Nettoyer l'eau avec des nano-aimants

Cela peut sembler un moyen improbable de nettoyer l'eau potable, mais des scientifiques de l'Université Rice, à Houston, ont découvert que des nanoparticules de rouille peuvent être utilisées pour éliminer l'arsenic avec une simple vague d'aimant.





Les nanoparticules magnétiques de rouille (illustrées ici en rouge et orange) ont tendance à se lier à l'arsenic. Les scientifiques du Texas pensent que ces propriétés les rendent idéales pour éliminer l'arsenic de l'eau de puits contaminée à l'aide d'un peu plus qu'un aimant. (Crédit : Université du riz CBEN)

L'arsenic colle à la rouille, dit Vicki Colvin , chimiste au Rice’s Center for Biological and Environmental Nanotechnology. Et comme la rouille est essentiellement de l'oxyde de fer, elle a tendance à être magnétique, elle peut donc être retirée de l'eau à l'aide d'un aimant de faible puissance.

La technique est très prometteuse pour le traitement de millions de puits que l'on pense actuellement contaminés par des niveaux dangereux d'arsenic, dit Colvin.



En effet, selon la Banque mondiale, près de 65 millions de personnes sont exposées à des problèmes de santé liés à l'arsenic, en grande partie à cause des puits contaminés. La situation est si grave qu'elle a conduit à la création d'un prix en espèces d'un million de dollars, appelé le Défi Grainger , à attribuer à quiconque trouvera une solution pratique pour éliminer l'arsenic des puits dans les pays pauvres.

Ce n'est pas seulement un problème dans les pays en développement, déclare Proctor Reid, directeur des programmes à la Académie nationale d'ingénierie , à Washington, D.C., qui a mis en place le Grainger Challenge. Il y a même des puits contaminés à l'arsenic au Nouveau-Mexique, dit-il.

La rouille est bien connue pour sa capacité à se lier à l'arsenic, dit Scott Fendorf , pédologue à l'université de Stanford. La plupart des techniques existantes reposent sur l'oxyde de fer comme piégeur, dit-il.
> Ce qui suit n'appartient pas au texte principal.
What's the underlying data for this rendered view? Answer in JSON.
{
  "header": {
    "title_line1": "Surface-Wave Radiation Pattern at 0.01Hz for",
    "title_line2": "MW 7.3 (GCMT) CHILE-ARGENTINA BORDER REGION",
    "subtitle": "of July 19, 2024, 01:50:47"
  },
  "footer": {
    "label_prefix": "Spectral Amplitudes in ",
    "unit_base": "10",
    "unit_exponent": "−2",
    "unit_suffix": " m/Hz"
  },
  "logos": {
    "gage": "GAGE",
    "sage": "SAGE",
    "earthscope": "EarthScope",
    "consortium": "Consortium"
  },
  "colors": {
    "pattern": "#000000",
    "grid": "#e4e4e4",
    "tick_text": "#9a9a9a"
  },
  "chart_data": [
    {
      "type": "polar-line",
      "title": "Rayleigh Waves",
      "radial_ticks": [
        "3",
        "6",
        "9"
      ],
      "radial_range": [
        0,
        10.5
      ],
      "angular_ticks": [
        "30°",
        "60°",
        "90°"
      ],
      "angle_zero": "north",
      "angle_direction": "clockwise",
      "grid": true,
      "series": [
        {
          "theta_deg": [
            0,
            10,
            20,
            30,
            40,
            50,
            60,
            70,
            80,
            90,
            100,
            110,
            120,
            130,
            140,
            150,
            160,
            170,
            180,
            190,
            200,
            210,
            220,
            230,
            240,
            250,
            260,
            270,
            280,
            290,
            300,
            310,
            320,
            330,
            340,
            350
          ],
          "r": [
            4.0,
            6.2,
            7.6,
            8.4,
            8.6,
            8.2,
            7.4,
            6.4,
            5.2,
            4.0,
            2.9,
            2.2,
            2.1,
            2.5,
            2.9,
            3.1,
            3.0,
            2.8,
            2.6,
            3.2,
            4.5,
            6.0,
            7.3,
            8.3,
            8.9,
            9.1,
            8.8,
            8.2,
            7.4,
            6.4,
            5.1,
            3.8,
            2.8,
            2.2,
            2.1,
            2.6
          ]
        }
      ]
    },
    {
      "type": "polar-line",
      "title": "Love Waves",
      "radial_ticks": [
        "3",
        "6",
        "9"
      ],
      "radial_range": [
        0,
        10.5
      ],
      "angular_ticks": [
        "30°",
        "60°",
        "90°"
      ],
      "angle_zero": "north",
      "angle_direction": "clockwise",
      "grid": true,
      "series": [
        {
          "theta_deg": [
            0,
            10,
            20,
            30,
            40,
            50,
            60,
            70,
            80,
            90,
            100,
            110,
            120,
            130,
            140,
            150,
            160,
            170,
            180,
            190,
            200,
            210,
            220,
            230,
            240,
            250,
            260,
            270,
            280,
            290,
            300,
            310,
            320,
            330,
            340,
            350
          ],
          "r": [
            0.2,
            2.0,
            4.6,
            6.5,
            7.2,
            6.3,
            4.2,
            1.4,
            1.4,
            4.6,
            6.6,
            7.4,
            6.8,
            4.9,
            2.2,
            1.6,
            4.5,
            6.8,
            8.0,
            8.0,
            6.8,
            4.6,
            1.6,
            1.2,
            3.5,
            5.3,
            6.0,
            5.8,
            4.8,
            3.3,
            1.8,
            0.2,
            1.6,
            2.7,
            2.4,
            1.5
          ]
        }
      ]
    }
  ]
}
En ajoutant des nanoparticules de rouille à l'eau, l'oxyde de fer peut être encore plus efficace, et il n'y a pas besoin de matériel coûteux et de machines complexes, explique Colvin. En devenant petit, vous obtenez beaucoup de surface, ce qui signifie que vous avez besoin de moins de matière pour traiter le contenu.

Cependant, jusqu'à présent, on pensait que de telles particules, qui mesurent environ 10 nanomètres de diamètre, auraient besoin d'électro-aimants puissants pour générer des champs suffisamment puissants pour vaincre les forces locales agissant sur les minuscules particules.

Mais l'équipe de Colvin, qui a publié ses résultats dans la revue La science , montre que même des aimants de faible puissance peuvent faire l'affaire. Les particules interagissent magnétiquement, explique-t-elle. Cela leur permet de se comporter, au moins magnétiquement, comme un aimant plus gros, et donc d'être influencé comme tel.




Colvin et ses collègues ont ensuite répété leur expérience, cette fois avec de l'eau contaminée à l'arsenic. Ils ont découvert que lorsque les nanoparticules ont été retirées, les niveaux d'arsenic de l'eau ont été réduits à des niveaux bien inférieurs à ceux jugés sûrs par l'Environmental Protection Agency.

Un certain nombre de techniques différentes, allant des centrifugeuses aux systèmes de filtration, sont actuellement utilisées pour éliminer l'arsenic. Étant donné que les technologies de décontamination de l'arsenic doivent souvent être déployées dans des régions éloignées avec un accès limité à l'électricité, il est important qu'elles soient aussi simples que possible et ne nécessitent pas d'électricité, dit Reid.

La technique de Rice pourrait fournir une approche beaucoup plus pratique. Bien que les expériences de Colvin aient utilisé des nanoparticules relativement chères, elle est convaincue que des particules de rouille ultra-petites peuvent être générées facilement et à moindre coût. Quant aux aimants, ils peuvent être récupérés sur les disques durs de vieux ordinateurs, dont beaucoup se retrouvent en Asie du Sud-Est, dit-elle.



Il s'agit d'une avancée pour le traitement de l'eau en général, déclare Fendorf. Mais le nettoyage de l'arsenic n'est qu'une partie du problème, dit-il. Une grande question demeure quant à ce qu'il faut faire avec l'arsenic une fois qu'il est retiré de l'eau. Après tout, cela reste un danger pour la santé.